Emotionally complex, its lyrics are among the album’s best, and Scott’s plea for a lover to not get angry resounds as an exhausted attempt to salvage a relationship. Punctuated by the reveal that Scott’s “been working on [his] temper,” this quietly desperate and imperfectly human attempt to make amends simply aches to be heard.
I also argue the album’s most stunning lyric is nestled in this short track.
Scott’s admission to a lover that “if only for a month, [he’s] forever in [their] clutch” blew me away with its simplicity in capturing infatuation’s transience and eternity. What an ineffable mixture of comfort and pain there is in recognizing that a love, no matter how intense in the moment, will not always be all-consuming.
The album could not close better than with “River Ain’t Safe,” a track “inspired by the Ohio [River] chemical spill in early 2023 and friendship” according to villagerrr’s Instagram page.
Endearing Ohio to deeply personal memories, relationships and feelings through the Ohio River — a metaphorical representation of the unbridgeable gap between two people that’s been “dragging [one] down for too long now” and “ain’t safe anymore” — is charmingly personal and quintessentially villagerrr.
Similar to its predecessors, this track’s emotional depth emerges from its blend of glimmering hope and heart-wrenching realism, as it examines the tragedy of a decaying relationship.
Scott reflects on “the ways in which [he] will” inevitably let a friend down while raising that there are ways in which he hasn’t. Moreover, he holds onto tangible memories of “the way it felt” when his friend stared up at him, all while knowing they were overlooking their doubts and what they really needed.
The lingering pain of losing a friend or lover is that they’re never really gone. Even when one realizes there’s a river between them and a loved one, it’s nearly impossible not to wait for them “to visit…again in the land where all [one’s] dreams live.”

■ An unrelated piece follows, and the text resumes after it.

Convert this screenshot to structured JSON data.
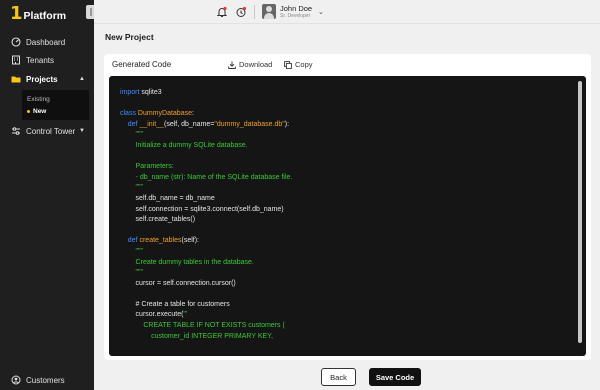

Maybe the process of “[tearing] your heart out” doesn’t need to be violent, loud or dramatic. Heartbreak is so often fraught with tiny, growing cracks: scenes and words stuck on replay in one’s mind, last-ditch attempts to save what is already beyond repair.
Capturing this side of grief is a rare feat, which villagerrr eloquently accomplishes on this absorbing album.
I encourage listeners to take note of and believe in the album’s lasting impressions. If love can live on after heartbreak, so can the heartbroken. As sung on the title track, “tear your heart out and you’re living again.”